Operation Book Swap was northeast Ohio’s response to a national mania, the alleged filth being poured into kids’ minds by supposedly unscrupulous comic-book publishers, one chronicled in David Hajdu’s new book, “The Ten-Cent Plague: The Great Comic-Book Scare and How It Changed America.”

Hajdu believes the comic-book purge of the early 1950s – in many communities, comics weren’t taken to the dump, they were burned publicly – was a forerunner of the generation gap popularized years later by parental dismay over rock and roll. The precursor of Elvis’s shaking pelvis was a four-color world held together by two staples, with an admission price of one dime.

In the 1950s, superhero comics were on the decline and crime and horror comics were coming into their own. Publisher Lev Gleason was selling around a million copies a month of a comic book that introduced wide-eyed youngsters to violent bad guys plying their trade against the innocent, supposedly to reinforce the title of the comic, “Crime Does Not Pay.”

But as John Milton learned while writing “Paradise Lost” a few centuries earlier, it’s a lot easier to dramatize evil than goodness. Hajdu notes that the word “Crime” on the magazine’s cover was much larger than the rest of the title, an accurate representation of the emphasis inside between crime and punishment.

Similarly, the EC Comics company struck it rich by selling revenge stories with O. Henry-style twists in magazines like “Crime SuspenStories” and “Tales from the Crypt.” At a Senate hearing on comic books (the very existence of which proves government always has found topics besides the important ones to occupy its time), publisher Bill Gaines defended an EC cover that showed a woman’s severed head held aloft by her killer. He said it would be in bad taste only if the killer were “holding the head a little higher so that the neck could be seen dripping blood.”

Psychologist Frederic Wertham spearheaded the jihad against comics. His 1954 book “Seduction of the Innocent” branded Batman and Robin as homosexuals, Superman a fascist, and Wonder Woman a sadomasochist. He claimed that comic books caused juvenile delinquency because all the juvenile delinquents he had worked with read comic books. His findings ignored that almost (ital.) all (end ital.) kids read comics, and that many grew up to be perfectly normal and well adjusted.

By reaching back to the early years of the twentieth century, Hajdu shows how disapproval over comics was cyclical. As early as 1909, Ladies’ Home Journal was concerned about the content of the Sunday newspaper funnies, calling them “inane and vulgar” and “nothing short of a national crime against our children.” Similar concern was voiced decades later with the introduction of the comic book, a reaction that reached full flowering in the 1950s with the passage of laws in many communities that made it illegal to sell certain “prohibited” comics titles to minors.

Ultimately, the comic-book industry formed a self-censorship agency, the Comics Magazine Association of America, and created a code banning almost everything that had made comics so appealing to kids.

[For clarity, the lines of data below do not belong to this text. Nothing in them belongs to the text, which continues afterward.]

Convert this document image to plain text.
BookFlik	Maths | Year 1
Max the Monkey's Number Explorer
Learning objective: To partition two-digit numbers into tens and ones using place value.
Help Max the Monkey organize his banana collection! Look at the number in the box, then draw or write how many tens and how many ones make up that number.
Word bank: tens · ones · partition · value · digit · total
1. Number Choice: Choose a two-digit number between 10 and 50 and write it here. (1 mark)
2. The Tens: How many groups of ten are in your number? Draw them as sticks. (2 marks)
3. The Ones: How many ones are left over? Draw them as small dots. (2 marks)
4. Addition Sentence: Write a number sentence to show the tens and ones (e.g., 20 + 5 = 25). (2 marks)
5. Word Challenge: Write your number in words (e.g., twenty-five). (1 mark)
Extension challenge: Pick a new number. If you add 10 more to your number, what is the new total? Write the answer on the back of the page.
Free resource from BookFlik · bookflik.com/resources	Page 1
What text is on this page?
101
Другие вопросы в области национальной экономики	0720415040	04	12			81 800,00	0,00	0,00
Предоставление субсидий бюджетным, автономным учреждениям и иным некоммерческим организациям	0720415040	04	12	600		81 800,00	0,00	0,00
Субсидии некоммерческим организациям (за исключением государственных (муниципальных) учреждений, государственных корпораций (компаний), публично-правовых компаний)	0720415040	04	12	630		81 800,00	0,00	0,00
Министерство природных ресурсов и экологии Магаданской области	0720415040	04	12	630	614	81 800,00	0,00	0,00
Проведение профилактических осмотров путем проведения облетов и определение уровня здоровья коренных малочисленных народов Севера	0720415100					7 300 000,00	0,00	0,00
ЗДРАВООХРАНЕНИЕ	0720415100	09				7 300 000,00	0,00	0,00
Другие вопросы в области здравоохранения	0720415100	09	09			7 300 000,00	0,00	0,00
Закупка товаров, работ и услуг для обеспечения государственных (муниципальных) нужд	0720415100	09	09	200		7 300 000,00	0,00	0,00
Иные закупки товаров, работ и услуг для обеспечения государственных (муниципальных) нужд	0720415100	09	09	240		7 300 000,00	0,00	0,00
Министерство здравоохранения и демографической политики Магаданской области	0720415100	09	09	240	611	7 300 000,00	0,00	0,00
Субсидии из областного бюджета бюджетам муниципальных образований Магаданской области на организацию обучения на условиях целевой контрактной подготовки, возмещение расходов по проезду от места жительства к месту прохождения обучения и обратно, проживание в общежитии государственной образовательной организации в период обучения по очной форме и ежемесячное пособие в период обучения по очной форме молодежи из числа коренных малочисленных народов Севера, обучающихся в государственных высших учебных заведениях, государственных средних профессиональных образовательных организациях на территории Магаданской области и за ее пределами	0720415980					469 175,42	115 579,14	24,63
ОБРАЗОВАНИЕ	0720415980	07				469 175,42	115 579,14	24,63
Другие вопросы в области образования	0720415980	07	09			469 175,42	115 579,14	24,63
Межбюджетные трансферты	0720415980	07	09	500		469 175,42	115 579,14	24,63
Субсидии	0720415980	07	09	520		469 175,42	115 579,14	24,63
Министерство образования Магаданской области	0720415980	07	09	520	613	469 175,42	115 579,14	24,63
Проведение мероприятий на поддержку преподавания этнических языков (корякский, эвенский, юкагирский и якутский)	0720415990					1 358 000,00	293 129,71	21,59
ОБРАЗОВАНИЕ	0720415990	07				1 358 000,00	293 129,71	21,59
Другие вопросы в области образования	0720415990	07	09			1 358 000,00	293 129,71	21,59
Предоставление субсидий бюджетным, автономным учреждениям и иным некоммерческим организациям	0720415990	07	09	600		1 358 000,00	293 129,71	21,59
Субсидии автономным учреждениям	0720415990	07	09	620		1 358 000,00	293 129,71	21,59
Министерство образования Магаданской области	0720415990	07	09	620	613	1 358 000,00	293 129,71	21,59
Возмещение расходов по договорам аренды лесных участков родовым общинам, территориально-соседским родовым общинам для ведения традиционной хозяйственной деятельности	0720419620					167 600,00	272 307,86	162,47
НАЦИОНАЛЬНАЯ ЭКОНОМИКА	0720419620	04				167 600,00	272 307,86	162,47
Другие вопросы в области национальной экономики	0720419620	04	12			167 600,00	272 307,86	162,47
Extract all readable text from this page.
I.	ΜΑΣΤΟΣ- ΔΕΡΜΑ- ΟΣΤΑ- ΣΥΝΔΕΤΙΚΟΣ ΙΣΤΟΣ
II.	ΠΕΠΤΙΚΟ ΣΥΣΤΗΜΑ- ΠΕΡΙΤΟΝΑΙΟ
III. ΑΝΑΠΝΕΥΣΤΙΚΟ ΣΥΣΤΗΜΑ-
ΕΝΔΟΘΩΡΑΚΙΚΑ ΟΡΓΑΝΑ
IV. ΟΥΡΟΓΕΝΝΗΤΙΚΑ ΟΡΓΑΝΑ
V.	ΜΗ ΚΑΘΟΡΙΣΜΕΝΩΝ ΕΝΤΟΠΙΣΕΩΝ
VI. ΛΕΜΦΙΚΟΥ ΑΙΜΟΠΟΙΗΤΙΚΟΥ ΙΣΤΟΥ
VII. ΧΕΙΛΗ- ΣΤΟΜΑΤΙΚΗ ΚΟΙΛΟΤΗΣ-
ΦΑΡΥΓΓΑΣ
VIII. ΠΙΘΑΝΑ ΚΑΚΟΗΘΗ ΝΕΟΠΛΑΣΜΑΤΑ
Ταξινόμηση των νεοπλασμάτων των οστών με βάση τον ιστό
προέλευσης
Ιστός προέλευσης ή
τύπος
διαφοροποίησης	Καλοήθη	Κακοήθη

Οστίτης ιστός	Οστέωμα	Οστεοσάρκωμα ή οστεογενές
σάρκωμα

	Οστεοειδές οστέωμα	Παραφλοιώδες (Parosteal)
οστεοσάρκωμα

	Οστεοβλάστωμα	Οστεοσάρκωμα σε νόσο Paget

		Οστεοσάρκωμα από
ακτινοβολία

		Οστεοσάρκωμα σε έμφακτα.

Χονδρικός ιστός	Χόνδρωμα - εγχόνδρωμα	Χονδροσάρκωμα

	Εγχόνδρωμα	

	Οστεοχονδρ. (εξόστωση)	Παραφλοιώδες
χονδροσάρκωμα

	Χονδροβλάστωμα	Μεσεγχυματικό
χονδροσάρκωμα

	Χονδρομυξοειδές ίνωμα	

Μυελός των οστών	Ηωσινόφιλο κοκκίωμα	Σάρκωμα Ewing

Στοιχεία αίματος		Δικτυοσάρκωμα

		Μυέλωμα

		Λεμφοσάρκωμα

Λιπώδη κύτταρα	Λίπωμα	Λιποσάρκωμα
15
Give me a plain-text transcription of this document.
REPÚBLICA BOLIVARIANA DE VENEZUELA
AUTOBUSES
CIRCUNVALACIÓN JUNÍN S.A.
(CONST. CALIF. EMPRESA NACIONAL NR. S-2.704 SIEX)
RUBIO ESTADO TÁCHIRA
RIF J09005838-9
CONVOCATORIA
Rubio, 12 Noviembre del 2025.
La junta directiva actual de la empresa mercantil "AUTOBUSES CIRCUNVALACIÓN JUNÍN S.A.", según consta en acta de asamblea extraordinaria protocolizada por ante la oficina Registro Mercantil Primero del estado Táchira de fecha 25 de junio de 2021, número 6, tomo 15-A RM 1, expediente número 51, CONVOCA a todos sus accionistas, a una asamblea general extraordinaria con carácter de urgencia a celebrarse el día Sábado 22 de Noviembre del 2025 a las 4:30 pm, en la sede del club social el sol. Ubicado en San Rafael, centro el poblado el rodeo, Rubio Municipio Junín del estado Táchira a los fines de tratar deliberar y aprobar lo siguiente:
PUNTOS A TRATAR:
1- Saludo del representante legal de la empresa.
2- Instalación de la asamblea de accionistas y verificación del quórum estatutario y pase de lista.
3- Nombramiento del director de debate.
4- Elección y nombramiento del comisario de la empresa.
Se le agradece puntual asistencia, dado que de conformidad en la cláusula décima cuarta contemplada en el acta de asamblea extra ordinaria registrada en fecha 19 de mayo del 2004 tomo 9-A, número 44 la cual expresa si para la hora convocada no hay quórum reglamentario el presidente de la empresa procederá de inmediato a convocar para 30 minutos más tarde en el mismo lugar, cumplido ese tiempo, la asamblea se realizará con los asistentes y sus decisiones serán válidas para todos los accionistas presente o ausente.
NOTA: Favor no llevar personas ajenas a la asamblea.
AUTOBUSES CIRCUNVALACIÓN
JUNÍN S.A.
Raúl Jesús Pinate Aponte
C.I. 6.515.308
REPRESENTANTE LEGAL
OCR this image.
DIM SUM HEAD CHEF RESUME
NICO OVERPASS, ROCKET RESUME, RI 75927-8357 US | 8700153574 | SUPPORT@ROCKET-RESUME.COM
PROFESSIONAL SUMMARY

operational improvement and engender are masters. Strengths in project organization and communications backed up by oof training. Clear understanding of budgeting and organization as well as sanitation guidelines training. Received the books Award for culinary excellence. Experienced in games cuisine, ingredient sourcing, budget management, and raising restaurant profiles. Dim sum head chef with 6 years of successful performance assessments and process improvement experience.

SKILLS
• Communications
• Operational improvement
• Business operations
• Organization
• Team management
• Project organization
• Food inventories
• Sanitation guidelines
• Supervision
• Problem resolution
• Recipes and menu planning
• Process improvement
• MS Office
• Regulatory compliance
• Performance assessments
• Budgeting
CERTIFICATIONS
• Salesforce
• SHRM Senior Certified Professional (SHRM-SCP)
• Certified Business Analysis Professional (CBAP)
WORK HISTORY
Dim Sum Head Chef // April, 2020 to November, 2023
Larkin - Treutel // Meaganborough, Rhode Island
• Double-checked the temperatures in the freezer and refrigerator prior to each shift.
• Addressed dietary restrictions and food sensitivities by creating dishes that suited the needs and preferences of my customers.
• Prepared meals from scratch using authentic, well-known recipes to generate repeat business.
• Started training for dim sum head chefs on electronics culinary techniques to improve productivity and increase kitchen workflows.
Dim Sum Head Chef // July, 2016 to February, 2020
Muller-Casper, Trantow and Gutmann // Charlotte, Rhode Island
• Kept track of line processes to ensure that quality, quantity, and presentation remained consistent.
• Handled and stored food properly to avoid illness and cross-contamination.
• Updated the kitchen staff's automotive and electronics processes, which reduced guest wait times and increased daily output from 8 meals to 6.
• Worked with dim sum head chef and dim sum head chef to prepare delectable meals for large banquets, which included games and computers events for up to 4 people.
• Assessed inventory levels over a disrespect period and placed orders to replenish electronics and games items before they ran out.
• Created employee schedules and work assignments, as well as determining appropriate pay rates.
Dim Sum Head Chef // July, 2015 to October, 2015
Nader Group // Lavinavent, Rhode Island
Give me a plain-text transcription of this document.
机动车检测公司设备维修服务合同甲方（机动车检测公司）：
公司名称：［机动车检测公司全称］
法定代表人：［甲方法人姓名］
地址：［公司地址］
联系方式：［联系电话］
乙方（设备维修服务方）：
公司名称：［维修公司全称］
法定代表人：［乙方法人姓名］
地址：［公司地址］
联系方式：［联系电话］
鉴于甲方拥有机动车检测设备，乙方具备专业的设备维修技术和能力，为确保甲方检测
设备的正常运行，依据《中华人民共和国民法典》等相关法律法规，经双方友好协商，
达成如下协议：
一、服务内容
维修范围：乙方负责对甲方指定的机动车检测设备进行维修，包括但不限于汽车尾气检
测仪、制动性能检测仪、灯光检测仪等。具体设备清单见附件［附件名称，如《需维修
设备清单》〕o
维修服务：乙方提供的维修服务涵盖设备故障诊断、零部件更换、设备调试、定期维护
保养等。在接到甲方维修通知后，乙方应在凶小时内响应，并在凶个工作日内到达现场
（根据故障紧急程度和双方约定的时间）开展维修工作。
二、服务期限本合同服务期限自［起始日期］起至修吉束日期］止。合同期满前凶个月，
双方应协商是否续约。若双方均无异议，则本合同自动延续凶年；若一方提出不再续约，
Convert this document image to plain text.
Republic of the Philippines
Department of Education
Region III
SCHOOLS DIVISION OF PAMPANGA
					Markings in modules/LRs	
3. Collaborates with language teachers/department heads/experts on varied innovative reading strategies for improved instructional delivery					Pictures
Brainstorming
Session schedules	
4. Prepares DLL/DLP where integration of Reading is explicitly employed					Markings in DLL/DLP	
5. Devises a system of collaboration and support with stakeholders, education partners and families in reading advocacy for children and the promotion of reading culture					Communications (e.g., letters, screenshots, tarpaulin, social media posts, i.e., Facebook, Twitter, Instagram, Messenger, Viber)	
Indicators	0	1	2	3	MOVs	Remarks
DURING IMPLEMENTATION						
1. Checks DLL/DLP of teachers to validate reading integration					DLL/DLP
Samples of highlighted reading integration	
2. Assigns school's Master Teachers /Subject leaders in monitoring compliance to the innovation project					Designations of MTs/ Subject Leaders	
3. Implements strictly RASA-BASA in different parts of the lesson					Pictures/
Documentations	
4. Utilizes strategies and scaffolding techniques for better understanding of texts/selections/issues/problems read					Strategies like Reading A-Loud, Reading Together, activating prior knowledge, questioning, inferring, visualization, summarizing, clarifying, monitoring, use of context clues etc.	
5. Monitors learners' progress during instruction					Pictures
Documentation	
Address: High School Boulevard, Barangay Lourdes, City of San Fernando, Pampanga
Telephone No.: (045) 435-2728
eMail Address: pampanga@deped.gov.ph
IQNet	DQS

Readership declined (the rise of television was also responsible) and comic books were never again the cultural force they had been.

The final pages of “The Ten-Cent Plague” are a roll call of writers and artists who never worked in comics again after the mid-’50s purge, creators whose stories were burned by over-zealous parents and politicians who, only a decade earlier, had successfully won a war against a regime that also found it necessary to incinerate books.

It is an irony that does not go unnoticed by Hajdu, who has written the definitive account of the mass-market censorship of an art form that nobody cared too much about because it was the exclusive province of the young.